Suarez takes another step forward vs. A's

September 19th, 2021

ANAHEIM -- It looked like it might be a short night for Angels lefty .

Suarez struggled in the first inning, allowing three runs, but bounced back to get through 5 2/3 innings in a 3-1 loss to the A's on Saturday at Angel Stadium. It was another step in the development of Suarez, who didn't allow his issues in the opening frame to affect him the rest of the game.

"When he came out of the game, I told him, 'Listen, you didn't have your best everything tonight but you got deeply into this game and that's a really good sign,’” Angels manager Joe Maddon said. "I wanted him to take that away from his appearance tonight."

Suarez allowed three runs on six hits and two walks over 5 2/3 innings to fall to 7-8 with a 3.67 ERA in 88 1/3 innings. He's been pitching deeper into games recently, averaging 6 2/3 innings over his last three starts. It’s something the left-hander is continuing to work on, as he’s learning to trust his stuff and throw strikes.

But Suarez had trouble putting away hitters with two strikes in the first. The A’s scored the first run on a solo homer from Matt Olson, who connected on an 0-2 fastball above the zone. Chad Pinder brought home a run on an RBI double on a 1-2 changeup on the outside corner, while Matt Chapman doubled home another run on a 1-2 changeup over the middle of the plate.

"The home run, I felt like he was looking for it,” Suarez said through an interpreter. “And the other hits, I was trying to go after guys but I didn't really have my command. They were able to get after my changeup a little bit."

Suarez, though, settled down and didn’t allow a run the rest of the way until being lifted in the sixth.

"When they scored the three runs off me in the first, I tried to keep my mind off that,” Suarez said. “I just wanted to stay out there and compete."

Suarez was taken out after throwing 96 pitches. Throughout his evening, he continued to mix in his curveball more, tossing 43 fastballs, 28 curveballs and 25 changeups, getting six swings and misses with the change, three with the four-seamer and one with his curve. Suarez had previously been mostly reliant on his changeup as his secondary pitch.

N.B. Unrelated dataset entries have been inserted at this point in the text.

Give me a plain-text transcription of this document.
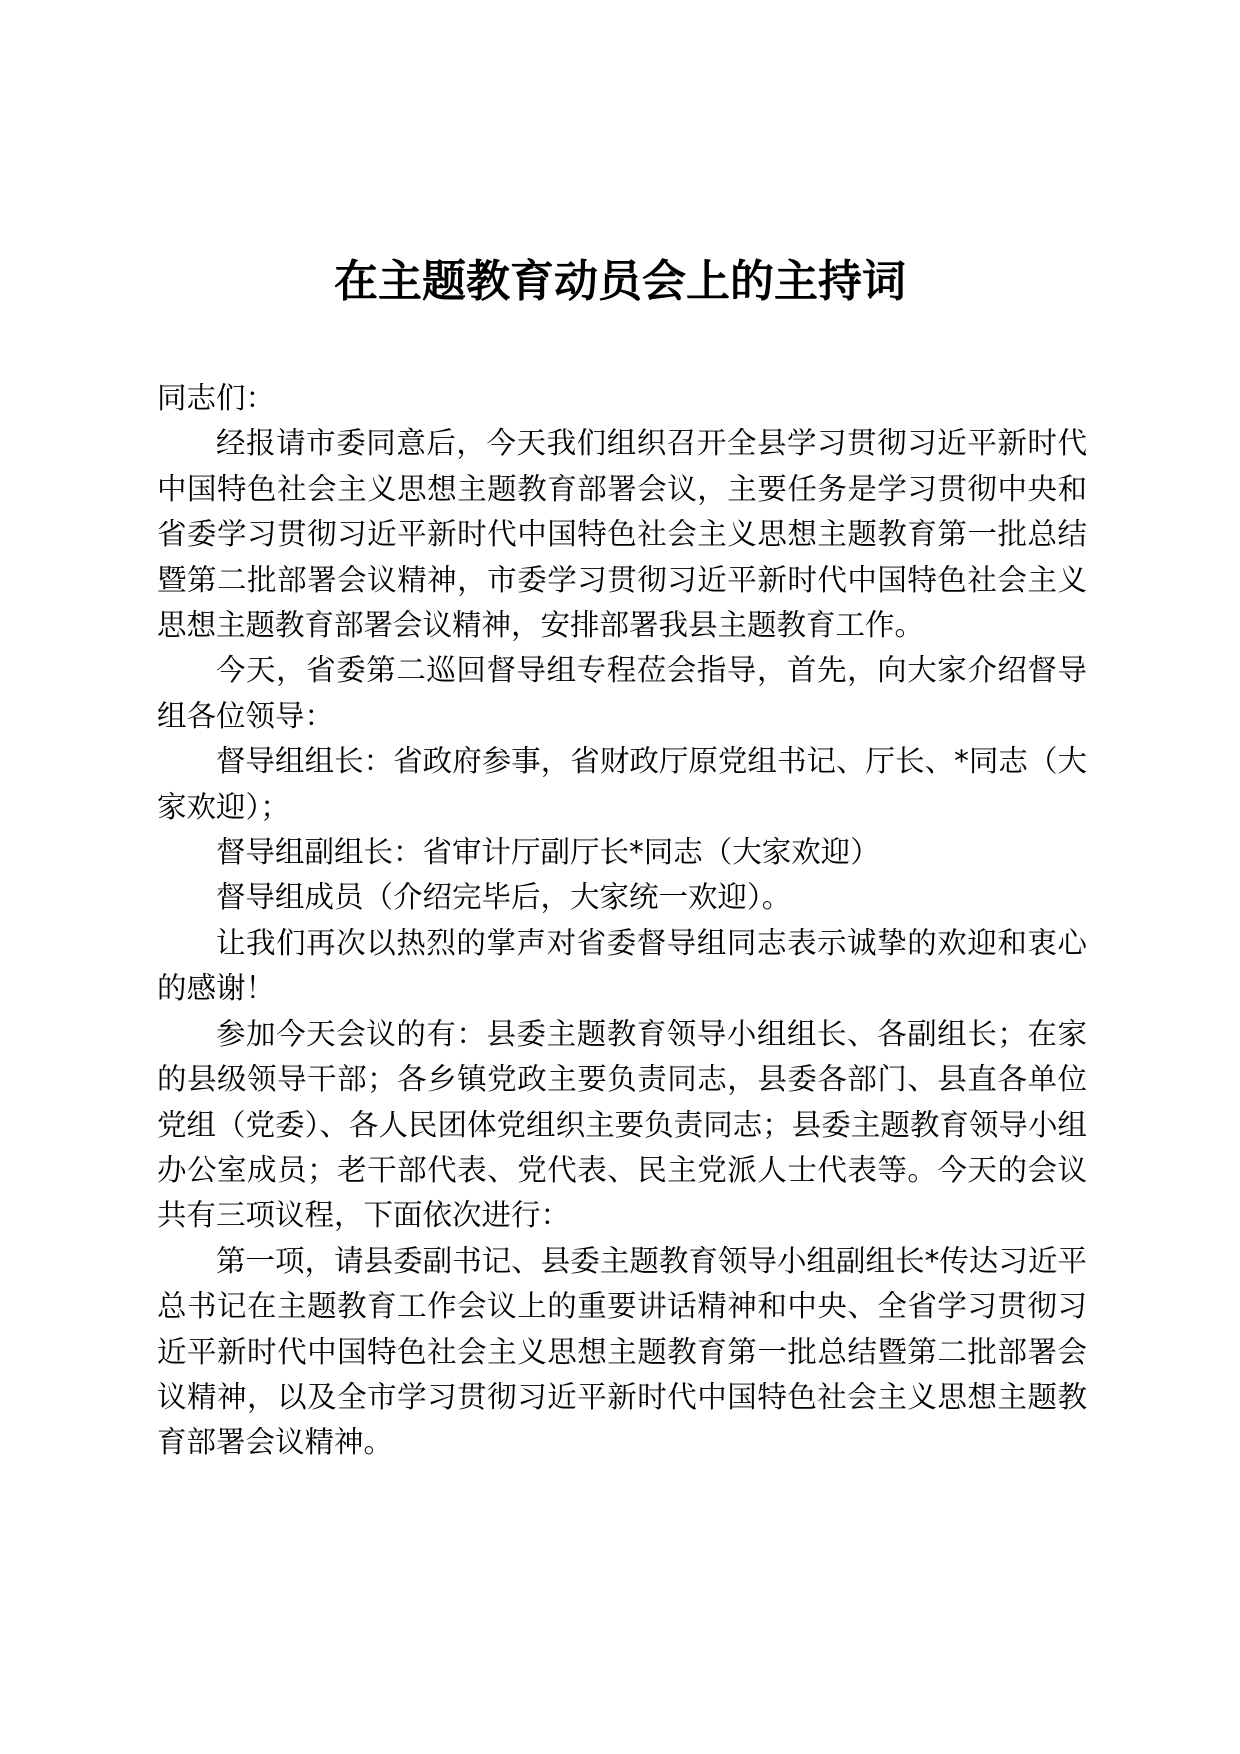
在主题教育动员会上的主持词

同志们：

经报请市委同意后，今天我们组织召开全县学习贯彻习近平新时代中国特色社会主义思想主题教育部署会议，主要任务是学习贯彻中央和省委学习贯彻习近平新时代中国特色社会主义思想主题教育第一批总结暨第二批部署会议精神，市委学习贯彻习近平新时代中国特色社会主义思想主题教育部署会议精神，安排部署我县主题教育工作。

今天，省委第二巡回督导组专程莅会指导，首先，向大家介绍督导组各位领导：

督导组组长：省政府参事，省财政厅原党组书记、厅长、*同志（大家欢迎）；

督导组副组长：省审计厅副厅长*同志（大家欢迎）

督导组成员（介绍完毕后，大家统一欢迎）。

让我们再次以热烈的掌声对省委督导组同志表示诚挚的欢迎和衷心的感谢！

参加今天会议的有：县委主题教育领导小组组长、各副组长；在家的县级领导干部；各乡镇党政主要负责同志，县委各部门、县直各单位党组（党委）、各人民团体党组织主要负责同志；县委主题教育领导小组办公室成员；老干部代表、党代表、民主党派人士代表等。今天的会议共有三项议程，下面依次进行：

第一项，请县委副书记、县委主题教育领导小组副组长*传达习近平总书记在主题教育工作会议上的重要讲话精神和中央、全省学习贯彻习近平新时代中国特色社会主义思想主题教育第一批总结暨第二批部署会议精神，以及全市学习贯彻习近平新时代中国特色社会主义思想主题教育部署会议精神。
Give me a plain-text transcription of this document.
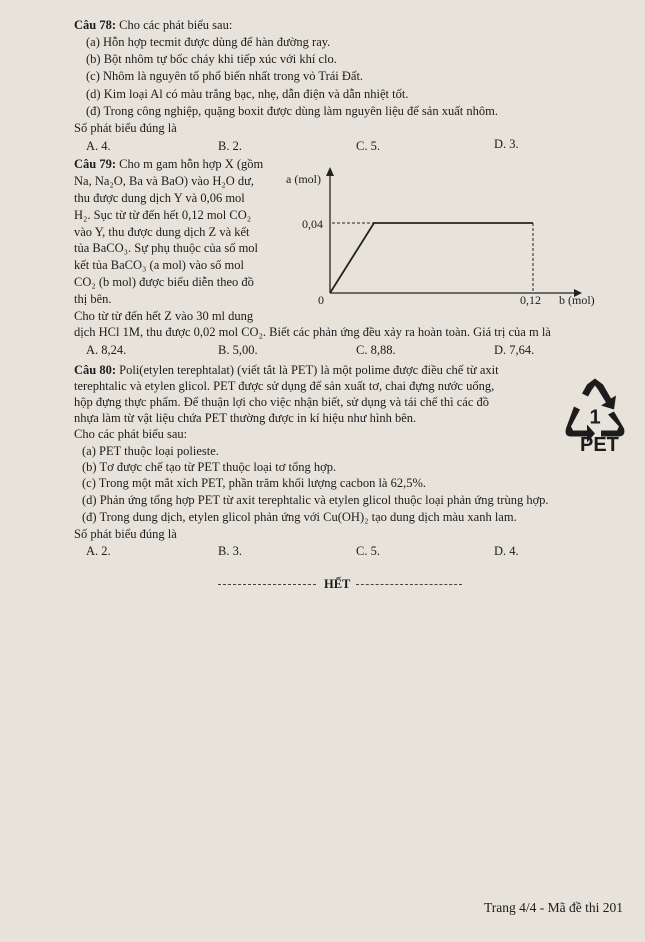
Câu 78: Cho các phát biểu sau:
(a) Hỗn hợp tecmit được dùng để hàn đường ray.
(b) Bột nhôm tự bốc cháy khi tiếp xúc với khí clo.
(c) Nhôm là nguyên tố phổ biến nhất trong vỏ Trái Đất.
(d) Kim loại Al có màu trắng bạc, nhẹ, dẫn điện và dẫn nhiệt tốt.
(đ) Trong công nghiệp, quặng boxit được dùng làm nguyên liệu để sản xuất nhôm.
Số phát biểu đúng là
A. 4.	B. 2.	C. 5.	D. 3.
Câu 79: Cho m gam hỗn hợp X (gồm
Na, Na₂O, Ba và BaO) vào H₂O dư,
thu được dung dịch Y và 0,06 mol
H₂. Sục từ từ đến hết 0,12 mol CO₂
vào Y, thu được dung dịch Z và kết
tủa BaCO₃. Sự phụ thuộc của số mol
kết tủa BaCO₃ (a mol) vào số mol
CO₂ (b mol) được biểu diễn theo đồ
thị bên.
Cho từ từ đến hết Z vào 30 ml dung
dịch HCl 1M, thu được 0,02 mol CO₂. Biết các phản ứng đều xảy ra hoàn toàn. Giá trị của m là
A. 8,24.	B. 5,00.	C. 8,88.	D. 7,64.
a (mol)
0,04
0	0,12 b (mol)
Câu 80: Poli(etylen terephtalat) (viết tắt là PET) là một polime được điều chế từ axit
terephtalic và etylen glicol. PET được sử dụng để sản xuất tơ, chai đựng nước uống,
hộp đựng thực phẩm. Để thuận lợi cho việc nhận biết, sử dụng và tái chế thì các đồ
nhựa làm từ vật liệu chứa PET thường được in kí hiệu như hình bên.
Cho các phát biểu sau:
(a) PET thuộc loại polieste.
(b) Tơ được chế tạo từ PET thuộc loại tơ tổng hợp.
(c) Trong một mắt xích PET, phần trăm khối lượng cacbon là 62,5%.
(d) Phản ứng tổng hợp PET từ axit terephtalic và etylen glicol thuộc loại phản ứng trùng hợp.
(đ) Trong dung dịch, etylen glicol phản ứng với Cu(OH)₂ tạo dung dịch màu xanh lam.
Số phát biểu đúng là
A. 2.	B. 3.	C. 5.	D. 4.
1
PET
HẾT
Trang 4/4 - Mã đề thi 201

"The change was OK, the curveball was OK and he started out with a good fastball but it didn't seem to carry over,” Maddon said. “But he's a kid who almost pitched six innings against a really good ballclub, and did it based on a lot of guile and guts -- and the fact that he's turning into a big league pitcher."

Suarez didn’t get much help from the offense, however. The Angels didn’t score until the seventh inning, aided by an overturned call at first base. It appeared that reliever Deolis Guerra reached first in time for a double play to end the inning, but the ball popped out of his glove as he hit the ground.

The Angels won the challenge and it immediately paid off, as Jose Rojas followed with an RBI single. But Max Stassi struck out looking for the third time to end the potential rally.

Stassi had a chance to be hero again in the ninth with the bases loaded and two outs, but he was robbed of a potential game-tying hit with a leaping catch from Josh Harrison at second base. It was sno-cone catch from Harrison, a play that epitomized the Angels’ struggles against the A’s this year, as they fell to 4-14 against their AL West rivals.

“He had to time that jump perfectly, and he did,” Maddon said. “It wasn't scorched. But it was one of those things that normally it just gets over somebody's glove, but it didn't. And that's been the tale of the tape for us against them this year. We've had a lot of those games, and we just have to keep fighting to break through and beat them."